The day the gods tried to kill me.

The day started a little earlier than normal for me as I was taking some friends to Manchester airport. The alarm had gone off at 2.30am and we had set off by 3.30am. The route to Manchester from Doncaster is a nice 40 mile trip taking in the delights of Barnsley, The Pennines and then Manchester Airport.

Everything was going fine until about 20 minutes into the journey. Whilst driving past Locke Park in Barnsley something struck my front windscreen at the bottom left hand corner producing a sound like a gun shot as a 6 inch crack appeared in the windscreen. My passengers gave out a scream whilst I tried to work out what had happened.

Anyone ordered a broken windscreen?

As you can see, there wasn't much around to hit me. Trees on one side (no conkers) and a high wall on the other. No pot-holes to run over. Even now I have no idea where my would-be assassin was. I decided that to continue was perhaps better than not. The flight would leave without my friends if we didn't get there on time. Onward and upward, as they say.

A bridge too far for one man.
Strike 2 came as I approached this bridge. There were no cars in front, nor were there any cars behind. There was, however, a gentleman walking on the bridge. It was about 4.30am and he was carrying a drink. I assume that this drink wasn't his favourite tipple because, as I approached the bridge, he decided to throw the contents of it away. I was in the nearside lane so his desire to throw it onto the nearside lane seemed, at best malicious. But the fact that he also lobbed the glass made me think that he was a drunk with amazing eyesight who really didn't like me. As I didn't have time to react, the liquid (some type of lager judging by the smell that came into the cabin) hit the windscreen. The glass missed.

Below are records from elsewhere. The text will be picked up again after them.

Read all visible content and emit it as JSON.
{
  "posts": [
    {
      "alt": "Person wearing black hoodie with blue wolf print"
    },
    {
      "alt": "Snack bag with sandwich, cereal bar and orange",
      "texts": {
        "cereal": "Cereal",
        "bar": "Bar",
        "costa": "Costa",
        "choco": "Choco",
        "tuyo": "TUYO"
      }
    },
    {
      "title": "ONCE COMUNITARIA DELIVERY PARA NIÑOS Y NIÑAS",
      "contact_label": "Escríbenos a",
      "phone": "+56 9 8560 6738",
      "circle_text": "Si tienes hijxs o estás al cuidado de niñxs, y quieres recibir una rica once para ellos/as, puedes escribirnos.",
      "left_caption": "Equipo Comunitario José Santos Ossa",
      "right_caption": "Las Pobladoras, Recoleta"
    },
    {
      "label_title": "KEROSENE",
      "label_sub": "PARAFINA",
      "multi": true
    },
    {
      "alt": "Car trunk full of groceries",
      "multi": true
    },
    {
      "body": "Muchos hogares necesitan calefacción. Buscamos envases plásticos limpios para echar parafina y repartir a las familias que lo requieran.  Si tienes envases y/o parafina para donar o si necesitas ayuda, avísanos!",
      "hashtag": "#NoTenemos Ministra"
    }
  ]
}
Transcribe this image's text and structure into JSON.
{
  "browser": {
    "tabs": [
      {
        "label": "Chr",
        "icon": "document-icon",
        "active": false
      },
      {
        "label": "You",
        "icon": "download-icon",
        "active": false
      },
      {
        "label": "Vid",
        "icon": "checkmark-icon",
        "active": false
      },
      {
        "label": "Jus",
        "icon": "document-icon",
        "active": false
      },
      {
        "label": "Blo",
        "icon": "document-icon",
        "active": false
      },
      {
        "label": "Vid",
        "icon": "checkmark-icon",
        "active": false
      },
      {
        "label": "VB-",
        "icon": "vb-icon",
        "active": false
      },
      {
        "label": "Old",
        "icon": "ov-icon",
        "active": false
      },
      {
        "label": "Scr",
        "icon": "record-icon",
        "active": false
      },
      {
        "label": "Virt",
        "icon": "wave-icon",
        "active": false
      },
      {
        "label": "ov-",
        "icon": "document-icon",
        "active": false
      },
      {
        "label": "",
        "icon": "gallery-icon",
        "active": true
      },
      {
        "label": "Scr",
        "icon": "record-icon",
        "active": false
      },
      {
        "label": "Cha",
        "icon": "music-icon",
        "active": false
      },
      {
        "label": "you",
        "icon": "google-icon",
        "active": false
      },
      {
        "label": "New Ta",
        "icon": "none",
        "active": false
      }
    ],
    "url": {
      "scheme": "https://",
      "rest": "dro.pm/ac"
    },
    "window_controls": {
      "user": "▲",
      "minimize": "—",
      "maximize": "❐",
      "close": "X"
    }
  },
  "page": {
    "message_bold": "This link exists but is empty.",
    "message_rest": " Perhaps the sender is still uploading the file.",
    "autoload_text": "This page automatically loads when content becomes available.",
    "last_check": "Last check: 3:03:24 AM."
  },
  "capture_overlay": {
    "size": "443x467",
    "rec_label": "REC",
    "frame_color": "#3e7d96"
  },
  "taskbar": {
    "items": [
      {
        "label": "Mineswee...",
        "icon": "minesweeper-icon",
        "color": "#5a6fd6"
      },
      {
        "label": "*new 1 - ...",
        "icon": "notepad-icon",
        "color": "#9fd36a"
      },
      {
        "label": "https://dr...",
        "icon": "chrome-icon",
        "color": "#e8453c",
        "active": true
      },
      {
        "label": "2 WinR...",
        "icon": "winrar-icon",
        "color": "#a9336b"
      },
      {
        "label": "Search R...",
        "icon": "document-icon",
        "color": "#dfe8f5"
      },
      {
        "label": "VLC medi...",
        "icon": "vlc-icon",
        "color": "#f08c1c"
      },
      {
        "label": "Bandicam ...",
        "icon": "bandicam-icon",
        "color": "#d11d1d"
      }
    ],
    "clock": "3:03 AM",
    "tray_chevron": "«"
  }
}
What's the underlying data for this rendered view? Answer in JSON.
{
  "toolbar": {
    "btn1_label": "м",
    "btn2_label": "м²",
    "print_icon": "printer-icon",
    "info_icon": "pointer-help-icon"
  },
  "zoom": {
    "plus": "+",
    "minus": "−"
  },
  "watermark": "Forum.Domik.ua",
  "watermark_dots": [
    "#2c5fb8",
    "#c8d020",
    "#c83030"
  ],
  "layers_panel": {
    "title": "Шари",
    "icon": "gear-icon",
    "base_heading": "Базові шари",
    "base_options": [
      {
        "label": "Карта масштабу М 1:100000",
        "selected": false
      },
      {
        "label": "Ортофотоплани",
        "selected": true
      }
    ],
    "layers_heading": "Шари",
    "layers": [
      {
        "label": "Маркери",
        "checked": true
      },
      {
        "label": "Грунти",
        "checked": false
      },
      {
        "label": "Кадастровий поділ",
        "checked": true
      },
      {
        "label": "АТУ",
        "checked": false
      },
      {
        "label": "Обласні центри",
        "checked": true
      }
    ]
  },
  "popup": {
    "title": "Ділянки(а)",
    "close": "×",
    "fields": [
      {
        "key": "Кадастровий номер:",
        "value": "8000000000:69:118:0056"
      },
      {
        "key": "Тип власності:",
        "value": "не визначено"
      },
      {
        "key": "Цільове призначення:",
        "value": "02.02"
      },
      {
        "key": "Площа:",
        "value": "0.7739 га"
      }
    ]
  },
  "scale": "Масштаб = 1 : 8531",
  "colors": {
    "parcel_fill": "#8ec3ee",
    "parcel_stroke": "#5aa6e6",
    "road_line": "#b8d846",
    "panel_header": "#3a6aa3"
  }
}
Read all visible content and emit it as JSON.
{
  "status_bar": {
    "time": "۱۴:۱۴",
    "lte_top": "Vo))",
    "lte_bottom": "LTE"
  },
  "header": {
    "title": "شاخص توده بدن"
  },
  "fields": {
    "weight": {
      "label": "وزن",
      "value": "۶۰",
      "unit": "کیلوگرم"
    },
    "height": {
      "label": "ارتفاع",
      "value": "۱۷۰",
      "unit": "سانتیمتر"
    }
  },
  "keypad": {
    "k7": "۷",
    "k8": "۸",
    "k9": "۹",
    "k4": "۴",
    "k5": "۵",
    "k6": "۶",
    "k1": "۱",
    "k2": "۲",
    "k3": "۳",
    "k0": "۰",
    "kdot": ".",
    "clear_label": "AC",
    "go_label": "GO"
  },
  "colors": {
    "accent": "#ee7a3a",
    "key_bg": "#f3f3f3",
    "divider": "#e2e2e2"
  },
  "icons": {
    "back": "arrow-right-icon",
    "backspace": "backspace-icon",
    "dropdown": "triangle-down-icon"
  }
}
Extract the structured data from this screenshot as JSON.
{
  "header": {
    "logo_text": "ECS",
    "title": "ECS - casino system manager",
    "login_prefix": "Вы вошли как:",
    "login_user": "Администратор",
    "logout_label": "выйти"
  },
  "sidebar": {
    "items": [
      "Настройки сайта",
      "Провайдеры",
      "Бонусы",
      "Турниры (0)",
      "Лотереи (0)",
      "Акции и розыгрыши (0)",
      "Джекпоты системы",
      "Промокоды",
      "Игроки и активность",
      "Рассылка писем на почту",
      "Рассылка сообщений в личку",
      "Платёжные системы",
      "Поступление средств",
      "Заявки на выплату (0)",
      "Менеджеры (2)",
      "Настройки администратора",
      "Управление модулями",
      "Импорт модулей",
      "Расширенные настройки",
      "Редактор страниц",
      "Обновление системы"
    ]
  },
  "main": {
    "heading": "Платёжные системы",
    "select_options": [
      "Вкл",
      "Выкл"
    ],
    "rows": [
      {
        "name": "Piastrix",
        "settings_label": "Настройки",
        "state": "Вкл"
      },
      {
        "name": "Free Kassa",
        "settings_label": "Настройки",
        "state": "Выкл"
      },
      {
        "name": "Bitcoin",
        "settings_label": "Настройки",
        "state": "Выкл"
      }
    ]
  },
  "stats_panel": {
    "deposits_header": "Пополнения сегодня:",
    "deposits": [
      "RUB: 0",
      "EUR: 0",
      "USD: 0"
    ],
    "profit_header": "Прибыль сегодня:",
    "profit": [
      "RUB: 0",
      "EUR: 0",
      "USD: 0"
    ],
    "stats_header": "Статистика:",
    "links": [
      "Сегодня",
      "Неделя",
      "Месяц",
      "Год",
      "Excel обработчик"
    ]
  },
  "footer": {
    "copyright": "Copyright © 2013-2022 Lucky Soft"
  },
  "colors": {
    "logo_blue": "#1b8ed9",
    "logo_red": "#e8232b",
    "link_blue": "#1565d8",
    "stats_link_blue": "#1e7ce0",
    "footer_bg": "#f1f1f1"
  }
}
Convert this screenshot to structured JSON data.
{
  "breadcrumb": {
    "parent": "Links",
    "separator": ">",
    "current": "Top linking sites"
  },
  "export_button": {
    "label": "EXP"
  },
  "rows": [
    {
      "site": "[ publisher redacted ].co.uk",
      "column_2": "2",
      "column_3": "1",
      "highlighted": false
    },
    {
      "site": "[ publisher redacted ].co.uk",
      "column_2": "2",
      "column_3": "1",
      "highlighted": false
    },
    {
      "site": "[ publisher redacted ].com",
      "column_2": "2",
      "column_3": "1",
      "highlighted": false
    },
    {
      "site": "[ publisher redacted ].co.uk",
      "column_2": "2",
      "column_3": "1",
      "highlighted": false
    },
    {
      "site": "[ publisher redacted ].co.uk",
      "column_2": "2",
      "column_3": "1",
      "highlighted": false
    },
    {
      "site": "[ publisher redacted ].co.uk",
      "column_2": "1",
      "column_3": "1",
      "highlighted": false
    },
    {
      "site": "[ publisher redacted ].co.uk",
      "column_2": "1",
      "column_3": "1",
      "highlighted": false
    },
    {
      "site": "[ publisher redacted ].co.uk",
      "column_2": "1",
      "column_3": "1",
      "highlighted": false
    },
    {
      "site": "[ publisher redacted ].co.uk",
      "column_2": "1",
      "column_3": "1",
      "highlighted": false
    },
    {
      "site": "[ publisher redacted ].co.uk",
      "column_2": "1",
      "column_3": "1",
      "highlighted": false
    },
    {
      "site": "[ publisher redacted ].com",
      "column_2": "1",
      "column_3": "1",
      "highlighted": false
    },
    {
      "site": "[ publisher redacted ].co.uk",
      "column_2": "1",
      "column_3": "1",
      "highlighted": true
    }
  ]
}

Now you're probably thinking that was a lucky escape. The car stunk like Oliver Reed's breath, it had a crack in the windscreen like the San Andreas fault and I needed to use my windscreen wipers. What could go wrong?

Well lots could go wrong but nothing did. I managed to deliver my passengers to the airport. They wished me a safe journey home. I know that we were wondering who the bringer of bad luck was. If it was me, their flight would be fine. If it was them, I assumed that a wing would fall off on the runway. All was to be revealed.

My journey home passed without incident. Until I got to the roundabout at the end of the M67.

As I entered the roundabout an Ambulance came flying across my path causing me to slam my brakes on. He had blue lights flashing, thus making it invincible. I was about 1 foot off hitting it. Thankfully my reactions were quick enough, having existed in a state of high anxiety since the adrenalin-inducing incident in Barnsley.

All bad things come in threes they say. So why did the Barn Owl try to smash into my windscreen as I drove through Darfield? It was about the width of a feather away from doing what 80 miles of driving hadn't achieved.

I can only assume that the gods had been angered by me at some point. I arrived home and went to bed.

In the corner of the bedroom a sat a spider.